Supply chain issues leading to delays in septic tank phaseout project

JACKSONVILLE, Fla. – Amid the efforts to phase out septic tanks in Jacksonville, the News4JAX I-TEAM on Tuesday learned during a meeting of JEA board members that global supply chain issues are leading to major delays and more expensive materials.

It’s an unexpected obstacle that JEA board members and city leaders are trying their best to manage in an unstable economy: Moving more than 3,400 households in Jacksonville from septic tanks to city sewers.

″JEA began to see major disruptions around the beginning of 2021 and felt the impacts across most of our inventory items,” said Jenny McCollum, JEA’s director of procurement.

PREVIOUS STORY: Signs of progress in septic tank phaseout in Jacksonville neighborhoods

McCollum told board members that the raw materials they need to complete four phaseout projects have become hard to secure, and the list of these items isn’t a short one. It includes copper, resin, aluminum, brass, steel, transformers, valves and fittings.


Essential items like PVC pipes, manholes, wires and cables have also been hard to come by.

All of the area supply chains are being affected, which starts with the manufacturers’ inability to source raw materials.
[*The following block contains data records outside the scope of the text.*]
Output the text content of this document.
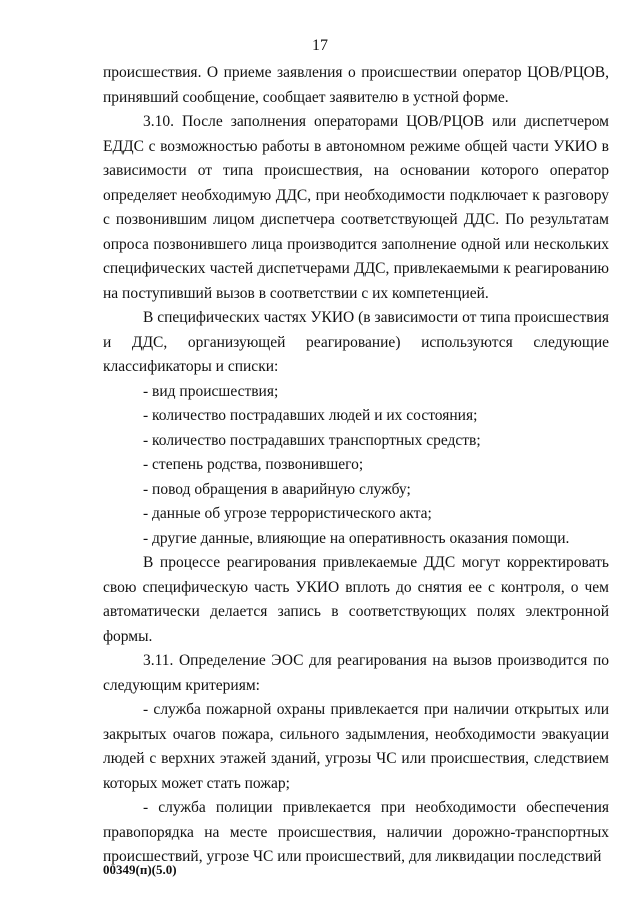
17

происшествия. О приеме заявления о происшествии оператор ЦОВ/РЦОВ, принявший сообщение, сообщает заявителю в устной форме.

3.10. После заполнения операторами ЦОВ/РЦОВ или диспетчером ЕДДС с возможностью работы в автономном режиме общей части УКИО в зависимости от типа происшествия, на основании которого оператор определяет необходимую ДДС, при необходимости подключает к разговору с позвонившим лицом диспетчера соответствующей ДДС. По результатам опроса позвонившего лица производится заполнение одной или нескольких специфических частей диспетчерами ДДС, привлекаемыми к реагированию на поступивший вызов в соответствии с их компетенцией.

В специфических частях УКИО (в зависимости от типа происшествия и ДДС, организующей реагирование) используются следующие классификаторы и списки:

- вид происшествия;

- количество пострадавших людей и их состояния;

- количество пострадавших транспортных средств;

- степень родства, позвонившего;

- повод обращения в аварийную службу;

- данные об угрозе террористического акта;

- другие данные, влияющие на оперативность оказания помощи.

В процессе реагирования привлекаемые ДДС могут корректировать свою специфическую часть УКИО вплоть до снятия ее с контроля, о чем автоматически делается запись в соответствующих полях электронной формы.

3.11. Определение ЭОС для реагирования на вызов производится по следующим критериям:

- служба пожарной охраны привлекается при наличии открытых или закрытых очагов пожара, сильного задымления, необходимости эвакуации людей с верхних этажей зданий, угрозы ЧС или происшествия, следствием которых может стать пожар;

- служба полиции привлекается при необходимости обеспечения правопорядка на месте происшествия, наличии дорожно-транспортных происшествий, угрозе ЧС или происшествий, для ликвидации последствий

00349(п)(5.0)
Transportation issues due to port closures, shortages of shipping containers, increased fuel costs and difficulty hiring staff have prevented most manufacturers from meeting demand.

With over $87 million allocated to four different projects, JEA also gave the public an update on its progress.
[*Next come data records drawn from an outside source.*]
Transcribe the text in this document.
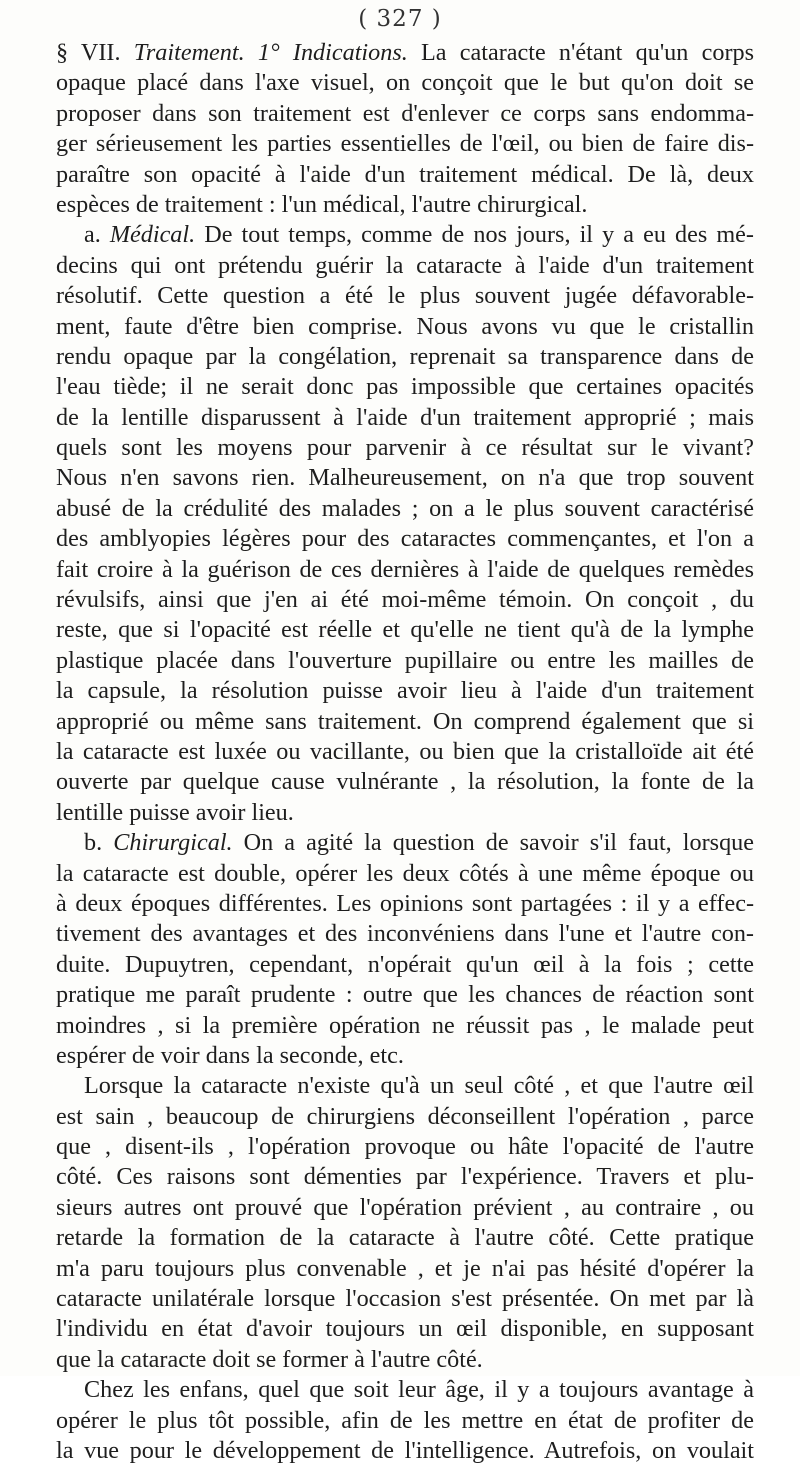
( 327 )
§ VII. Traitement. 1° Indications. La cataracte n'étant qu'un corps
opaque placé dans l'axe visuel, on conçoit que le but qu'on doit se
proposer dans son traitement est d'enlever ce corps sans endomma-
ger sérieusement les parties essentielles de l'œil, ou bien de faire dis-
paraître son opacité à l'aide d'un traitement médical. De là, deux
espèces de traitement : l'un médical, l'autre chirurgical.
a. Médical. De tout temps, comme de nos jours, il y a eu des mé-
decins qui ont prétendu guérir la cataracte à l'aide d'un traitement
résolutif. Cette question a été le plus souvent jugée défavorable-
ment, faute d'être bien comprise. Nous avons vu que le cristallin
rendu opaque par la congélation, reprenait sa transparence dans de
l'eau tiède; il ne serait donc pas impossible que certaines opacités
de la lentille disparussent à l'aide d'un traitement approprié ; mais
quels sont les moyens pour parvenir à ce résultat sur le vivant?
Nous n'en savons rien. Malheureusement, on n'a que trop souvent
abusé de la crédulité des malades ; on a le plus souvent caractérisé
des amblyopies légères pour des cataractes commençantes, et l'on a
fait croire à la guérison de ces dernières à l'aide de quelques remèdes
révulsifs, ainsi que j'en ai été moi-même témoin. On conçoit , du
reste, que si l'opacité est réelle et qu'elle ne tient qu'à de la lymphe
plastique placée dans l'ouverture pupillaire ou entre les mailles de
la capsule, la résolution puisse avoir lieu à l'aide d'un traitement
approprié ou même sans traitement. On comprend également que si
la cataracte est luxée ou vacillante, ou bien que la cristalloïde ait été
ouverte par quelque cause vulnérante , la résolution, la fonte de la
lentille puisse avoir lieu.
b. Chirurgical. On a agité la question de savoir s'il faut, lorsque
la cataracte est double, opérer les deux côtés à une même époque ou
à deux époques différentes. Les opinions sont partagées : il y a effec-
tivement des avantages et des inconvéniens dans l'une et l'autre con-
duite. Dupuytren, cependant, n'opérait qu'un œil à la fois ; cette
pratique me paraît prudente : outre que les chances de réaction sont
moindres , si la première opération ne réussit pas , le malade peut
espérer de voir dans la seconde, etc.
Lorsque la cataracte n'existe qu'à un seul côté , et que l'autre œil
est sain , beaucoup de chirurgiens déconseillent l'opération , parce
que , disent-ils , l'opération provoque ou hâte l'opacité de l'autre
côté. Ces raisons sont démenties par l'expérience. Travers et plu-
sieurs autres ont prouvé que l'opération prévient , au contraire , ou
retarde la formation de la cataracte à l'autre côté. Cette pratique
m'a paru toujours plus convenable , et je n'ai pas hésité d'opérer la
cataracte unilatérale lorsque l'occasion s'est présentée. On met par là
l'individu en état d'avoir toujours un œil disponible, en supposant
que la cataracte doit se former à l'autre côté.
Chez les enfans, quel que soit leur âge, il y a toujours avantage à
opérer le plus tôt possible, afin de les mettre en état de profiter de
la vue pour le développement de l'intelligence. Autrefois, on voulait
In the Biltmore neighborhood, JEA says it’s connecting customers in Phase 1 of the septic tank phaseout, which will be followed by septic tanks being phased out in the Beverly Hills neighborhood, where connection to city sewer services is expected in a few months.

The Christobel community is in the outreach phase, and needs 70% approval to start construction

The Riverview Project will follow soon after, potentially starting later this year.
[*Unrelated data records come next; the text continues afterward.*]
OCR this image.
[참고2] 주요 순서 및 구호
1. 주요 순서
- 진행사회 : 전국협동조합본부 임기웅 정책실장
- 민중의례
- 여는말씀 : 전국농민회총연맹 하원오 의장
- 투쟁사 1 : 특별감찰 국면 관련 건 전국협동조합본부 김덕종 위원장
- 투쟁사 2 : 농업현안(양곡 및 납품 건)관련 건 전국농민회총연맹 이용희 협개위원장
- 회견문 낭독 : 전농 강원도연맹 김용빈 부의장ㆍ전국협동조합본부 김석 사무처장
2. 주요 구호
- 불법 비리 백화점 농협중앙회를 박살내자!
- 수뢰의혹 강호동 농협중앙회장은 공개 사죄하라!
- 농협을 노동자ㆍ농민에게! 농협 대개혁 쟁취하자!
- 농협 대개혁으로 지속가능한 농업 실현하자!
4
JEA says last year’s tropical storms in the Gulf of Mexico and the ice storms in Texas also caused manufacturers to shut down their plants. JEA and city leaders are working on finding new solutions to get the work done.

JEA says it’s now ordering the products they need more frequently. And they also add in flexibility to the price adjustment because inflation is affecting the prices of the supplies they need. They are also developing what are called contractor-to-contractor partnerships, where they are able to share materials with other contractors.